Des » actions coopératives de recherche » furent lancées, financées et pilotées en commun par le CNET et le CNRS, non seulement dans des domaines soutenus traditionnellement par le CNET, comme la physique et les composants, mais aussi d’autres secteurs des sciences de l’ingénieur, y compris l’informatique et l’analyse des systèmes. Elles concernaient aussi des aspects des sciences humaines, jusqu’alors peu abordés en France, comme les usages des télécommunications et leurs aspects socioéconomiques : elles débouchaient donc sur des thèmes tels que » Science, Technique et Société » ou » Recherche et Innovation « , appelés à un bel avenir. De nombreuses thèses ont ainsi été préparées, tant au sein du CNET que dans les universités, apportant une contribution importante à la recherche française, assurant en même temps la formation par la recherche des spécialistes nécessités par l’accélération de l’évolution technique.

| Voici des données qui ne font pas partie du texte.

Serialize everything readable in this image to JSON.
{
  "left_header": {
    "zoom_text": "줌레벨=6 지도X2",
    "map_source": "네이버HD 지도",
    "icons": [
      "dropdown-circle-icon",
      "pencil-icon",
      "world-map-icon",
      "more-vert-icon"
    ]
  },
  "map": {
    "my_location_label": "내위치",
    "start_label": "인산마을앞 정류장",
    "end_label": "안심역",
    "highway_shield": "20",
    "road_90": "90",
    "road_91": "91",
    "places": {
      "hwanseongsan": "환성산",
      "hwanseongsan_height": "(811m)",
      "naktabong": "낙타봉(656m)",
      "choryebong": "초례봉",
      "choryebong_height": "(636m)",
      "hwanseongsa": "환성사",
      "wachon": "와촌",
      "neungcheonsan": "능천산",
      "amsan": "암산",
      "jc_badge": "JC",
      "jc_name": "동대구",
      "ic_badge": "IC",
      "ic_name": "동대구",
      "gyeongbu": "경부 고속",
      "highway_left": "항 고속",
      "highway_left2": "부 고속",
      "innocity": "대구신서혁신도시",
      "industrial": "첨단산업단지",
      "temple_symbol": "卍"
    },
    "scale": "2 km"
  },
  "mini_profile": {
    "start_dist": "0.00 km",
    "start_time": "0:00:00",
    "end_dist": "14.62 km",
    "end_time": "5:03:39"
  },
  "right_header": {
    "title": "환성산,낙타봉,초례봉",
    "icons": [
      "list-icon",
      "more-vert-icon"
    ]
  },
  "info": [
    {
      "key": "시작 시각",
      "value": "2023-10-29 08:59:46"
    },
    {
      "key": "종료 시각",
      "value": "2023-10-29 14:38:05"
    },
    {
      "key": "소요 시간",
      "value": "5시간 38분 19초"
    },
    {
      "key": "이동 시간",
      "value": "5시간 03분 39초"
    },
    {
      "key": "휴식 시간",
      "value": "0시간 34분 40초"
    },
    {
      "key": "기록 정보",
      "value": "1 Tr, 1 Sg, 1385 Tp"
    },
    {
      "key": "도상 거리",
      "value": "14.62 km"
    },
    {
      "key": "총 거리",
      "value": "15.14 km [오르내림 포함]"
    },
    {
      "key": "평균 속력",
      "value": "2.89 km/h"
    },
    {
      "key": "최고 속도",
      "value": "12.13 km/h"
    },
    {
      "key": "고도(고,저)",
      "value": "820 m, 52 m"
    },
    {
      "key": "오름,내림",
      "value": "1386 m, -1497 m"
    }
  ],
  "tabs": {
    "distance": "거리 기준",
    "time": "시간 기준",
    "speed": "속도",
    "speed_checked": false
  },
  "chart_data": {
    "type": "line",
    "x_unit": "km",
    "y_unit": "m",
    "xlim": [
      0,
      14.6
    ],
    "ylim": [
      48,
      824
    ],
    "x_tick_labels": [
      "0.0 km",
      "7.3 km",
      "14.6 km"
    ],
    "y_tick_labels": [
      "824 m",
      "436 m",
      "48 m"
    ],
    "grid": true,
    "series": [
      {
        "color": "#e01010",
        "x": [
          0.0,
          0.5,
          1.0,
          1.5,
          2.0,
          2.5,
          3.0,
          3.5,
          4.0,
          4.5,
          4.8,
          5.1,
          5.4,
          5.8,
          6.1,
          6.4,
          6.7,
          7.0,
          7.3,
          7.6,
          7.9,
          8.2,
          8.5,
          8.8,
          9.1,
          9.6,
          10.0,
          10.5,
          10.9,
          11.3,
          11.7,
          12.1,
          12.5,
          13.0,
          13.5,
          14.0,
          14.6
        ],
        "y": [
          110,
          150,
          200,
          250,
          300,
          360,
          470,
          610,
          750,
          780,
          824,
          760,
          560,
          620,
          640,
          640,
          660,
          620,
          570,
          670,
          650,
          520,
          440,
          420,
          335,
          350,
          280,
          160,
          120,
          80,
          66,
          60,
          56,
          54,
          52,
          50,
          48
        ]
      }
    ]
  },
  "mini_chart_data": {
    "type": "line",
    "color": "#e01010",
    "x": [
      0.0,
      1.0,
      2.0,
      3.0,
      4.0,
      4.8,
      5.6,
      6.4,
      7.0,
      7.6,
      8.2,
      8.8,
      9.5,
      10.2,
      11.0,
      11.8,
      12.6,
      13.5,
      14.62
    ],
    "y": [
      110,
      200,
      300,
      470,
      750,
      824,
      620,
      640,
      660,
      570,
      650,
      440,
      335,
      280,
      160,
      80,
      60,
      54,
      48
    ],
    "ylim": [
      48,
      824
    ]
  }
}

L’ouverture du milieu français des télécommunications vers le milieu scientifique a été complétée par un large effort de publication, entraînant la modernisation des » Annales des Télécommunications » et la relance, en liaison avec les éditeurs français et étrangers, de la » Collection technique et scientifique des Télécommunications « , publiée sous l’égide du CNET et de l’ENST. Initiées par la Direction scientifique, les actions entreprises ont perduré : ainsi, plus de 130 contrats de recherche furent passés entre 1993 et 1996 avec les laboratoires du CNRS, des universités et des écoles d’ingénieurs, sous la responsabilité de Jeannine Hénaff, alors en charge de » l’Action scientifique » du CNET.
L’année 1976 marqua un nouveau tournant dans la carrière de Pierre Lapostolle. À l’occasion des changements survenus à la Direction générale des Télécommunications et dans l’organisation du CNET, il répondit une nouvelle fois à l’appel de son ancien milieu de recherche, celui de la physique des particules élémentaires. Son brillant parcours scientifique le conduisait naturellement au rôle éminent qu’il a joué dans un projet national de grande envergure : la construction à Caen du Grand accélérateur national d’ions lourds, le GANIL.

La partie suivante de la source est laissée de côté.